US FDA commissioner says Chinese working hard to impove safety following quality scandals
By Elaine Kurtenbach, APFriday, August 13, 2010
US FDA head says China improving food, drug safety
SHANGHAI — The head of the U.S. Food and Drug Administration says China is improving its oversight of its exporters following a slew of scandals over bogus or substandard drugs and foods ranging from vaccines and infant formula to dog chow.
FDA Commissioner Margaret Hamburg said Friday that Chinese officials she spoke with during her first visit to China since she was appointed were pursuing a “common agenda” to improve manufacturing practices and regulation of complex supply chains for the food and drug industries.
“I leave feeling very encouraged by the partnership we’ve developed here,” Hamburg said.
“This is a priority for China as it is for the United States,” she said.

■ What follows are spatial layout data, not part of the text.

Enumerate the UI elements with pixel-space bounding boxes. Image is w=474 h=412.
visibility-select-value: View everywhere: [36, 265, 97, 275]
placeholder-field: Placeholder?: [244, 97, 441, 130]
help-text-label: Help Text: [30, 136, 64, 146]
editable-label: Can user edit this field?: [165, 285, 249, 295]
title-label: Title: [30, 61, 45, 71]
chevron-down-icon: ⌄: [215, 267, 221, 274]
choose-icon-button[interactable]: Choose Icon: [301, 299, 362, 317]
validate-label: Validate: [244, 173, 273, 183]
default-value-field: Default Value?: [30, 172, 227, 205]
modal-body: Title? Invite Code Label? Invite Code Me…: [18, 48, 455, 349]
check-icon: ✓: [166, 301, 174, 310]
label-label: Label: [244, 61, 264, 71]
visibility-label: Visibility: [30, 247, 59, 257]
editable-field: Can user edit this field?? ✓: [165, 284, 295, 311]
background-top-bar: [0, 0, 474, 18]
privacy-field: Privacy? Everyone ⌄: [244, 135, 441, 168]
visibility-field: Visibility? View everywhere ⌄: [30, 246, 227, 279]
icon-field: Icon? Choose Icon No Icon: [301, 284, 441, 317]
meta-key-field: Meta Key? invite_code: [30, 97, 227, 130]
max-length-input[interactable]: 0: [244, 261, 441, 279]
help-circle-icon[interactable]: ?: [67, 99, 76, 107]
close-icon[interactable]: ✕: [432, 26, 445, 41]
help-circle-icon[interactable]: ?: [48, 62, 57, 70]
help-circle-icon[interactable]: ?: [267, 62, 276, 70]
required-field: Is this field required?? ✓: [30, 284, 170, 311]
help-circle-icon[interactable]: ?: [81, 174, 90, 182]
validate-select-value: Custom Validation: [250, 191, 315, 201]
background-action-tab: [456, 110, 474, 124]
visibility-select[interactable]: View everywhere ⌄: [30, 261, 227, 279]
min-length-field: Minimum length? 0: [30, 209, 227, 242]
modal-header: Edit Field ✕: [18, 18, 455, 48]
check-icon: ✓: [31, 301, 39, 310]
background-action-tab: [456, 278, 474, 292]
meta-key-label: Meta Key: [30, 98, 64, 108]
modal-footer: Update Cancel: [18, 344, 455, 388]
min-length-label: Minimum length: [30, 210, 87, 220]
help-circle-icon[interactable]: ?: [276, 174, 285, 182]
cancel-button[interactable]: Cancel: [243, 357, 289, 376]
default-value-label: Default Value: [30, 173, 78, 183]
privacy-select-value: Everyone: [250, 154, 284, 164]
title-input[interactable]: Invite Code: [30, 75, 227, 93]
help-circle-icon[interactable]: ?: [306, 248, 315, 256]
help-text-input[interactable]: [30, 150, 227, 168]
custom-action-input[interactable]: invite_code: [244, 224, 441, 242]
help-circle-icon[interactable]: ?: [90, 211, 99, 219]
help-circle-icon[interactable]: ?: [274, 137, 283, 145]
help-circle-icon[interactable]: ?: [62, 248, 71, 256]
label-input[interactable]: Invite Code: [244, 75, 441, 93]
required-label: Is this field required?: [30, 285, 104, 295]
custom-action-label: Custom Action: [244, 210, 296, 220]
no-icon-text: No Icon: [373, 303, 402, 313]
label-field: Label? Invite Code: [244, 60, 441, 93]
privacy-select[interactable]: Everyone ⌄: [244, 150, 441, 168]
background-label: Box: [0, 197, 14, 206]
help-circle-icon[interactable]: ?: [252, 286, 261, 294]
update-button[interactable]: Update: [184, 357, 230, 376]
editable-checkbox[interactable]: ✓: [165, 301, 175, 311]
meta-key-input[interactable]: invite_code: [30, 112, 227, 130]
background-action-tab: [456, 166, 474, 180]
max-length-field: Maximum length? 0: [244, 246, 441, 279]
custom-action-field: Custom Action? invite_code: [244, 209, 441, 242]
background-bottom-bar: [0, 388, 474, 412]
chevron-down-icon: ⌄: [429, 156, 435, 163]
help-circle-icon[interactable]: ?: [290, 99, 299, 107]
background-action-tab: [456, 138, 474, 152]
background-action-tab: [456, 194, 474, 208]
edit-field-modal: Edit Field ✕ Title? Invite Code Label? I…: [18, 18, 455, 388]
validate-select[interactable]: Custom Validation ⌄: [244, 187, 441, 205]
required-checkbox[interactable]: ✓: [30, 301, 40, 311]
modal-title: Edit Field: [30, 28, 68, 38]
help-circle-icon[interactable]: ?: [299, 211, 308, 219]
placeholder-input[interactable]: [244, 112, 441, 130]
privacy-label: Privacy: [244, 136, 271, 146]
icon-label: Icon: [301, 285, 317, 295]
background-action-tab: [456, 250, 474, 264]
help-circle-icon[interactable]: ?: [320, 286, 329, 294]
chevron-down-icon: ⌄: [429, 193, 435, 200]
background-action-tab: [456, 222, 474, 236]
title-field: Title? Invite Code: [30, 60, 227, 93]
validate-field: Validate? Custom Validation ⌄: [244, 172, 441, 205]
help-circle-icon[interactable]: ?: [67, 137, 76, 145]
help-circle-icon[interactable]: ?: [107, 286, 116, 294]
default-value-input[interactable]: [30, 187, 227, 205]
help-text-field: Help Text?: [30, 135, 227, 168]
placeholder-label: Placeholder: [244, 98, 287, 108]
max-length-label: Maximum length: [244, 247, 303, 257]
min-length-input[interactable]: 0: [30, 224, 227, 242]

Since President Barack Obama appointed Hamburg last year, the FDA has taken swift action against companies selling bogus or dangerous products, seeking to restore its credibility. FDA officials say a skimpy budget and weak regulations keep them from going after companies that break the rules.
Hamburg, who has spent her career working in public health, said the agency is focusing on prevention, given the complexity and enormity of the global supply chains for both food and drug products.
The FDA has set up offices in three Chinese cities, including Shanghai, and is cooperating in training and joint inspections, among other areas.
More than 20 million imports of FDA-regulated products are expected this year, but typically less than 1 percent are inspected. Earlier this year, the FDA began using an automated system to sort through millions of foreign shipments and identify food and drugs that are most likely to be contaminated.
Still, relying on inspections is not enough in a 21st century of manufacturing by hundreds of thousands of factories around the world, Hamburg said.
“We will never have the resources physically and financially to inspect all those facilities,” she said.
Instead, the agency is working with other governments and international organizations to develop common standards, improve accountability and identify areas of vulnerability that should be targeted before problems arise, she said.
The need to cooperate with other governments to counter risks from shoddy manufacturing practices was driven home in 2008, when hundreds of people in the U.S. reported severe allergic reactions to heparin, a medicine to prevent blood clots, exported from China.
Investigations found a contaminant — over-sulfated chondroitin sulfate — tainting raw heparin coming from China that was linked to the deaths of at least 81 people.
Earlier this week, China’s health ministry said it was looking into claims by parents that a brand of milk powder caused a small number of babies to grow breasts.
China’s handling of problems such as contamination of dairy products with the industrial chemical melamine — killing at least six children and sickening 300,000 — shows it takes such issues seriously, Hamburg said.
As recently as July, Chinese authorities reported finding caches of melamine-laced dairy products in two provinces, saying they were trying to determine if they were newly tainted batches or those stockpiled before the discovery in 2008 that milk suppliers were watering down milk and then adding melamine to make its protein content appear higher.
“It is not a simple problem to eliminate in terms of the practice of bad actors who are willing to put human health at risk to make more money,” Hamburg said. “It is an area we are continuing to monitor very carefully.”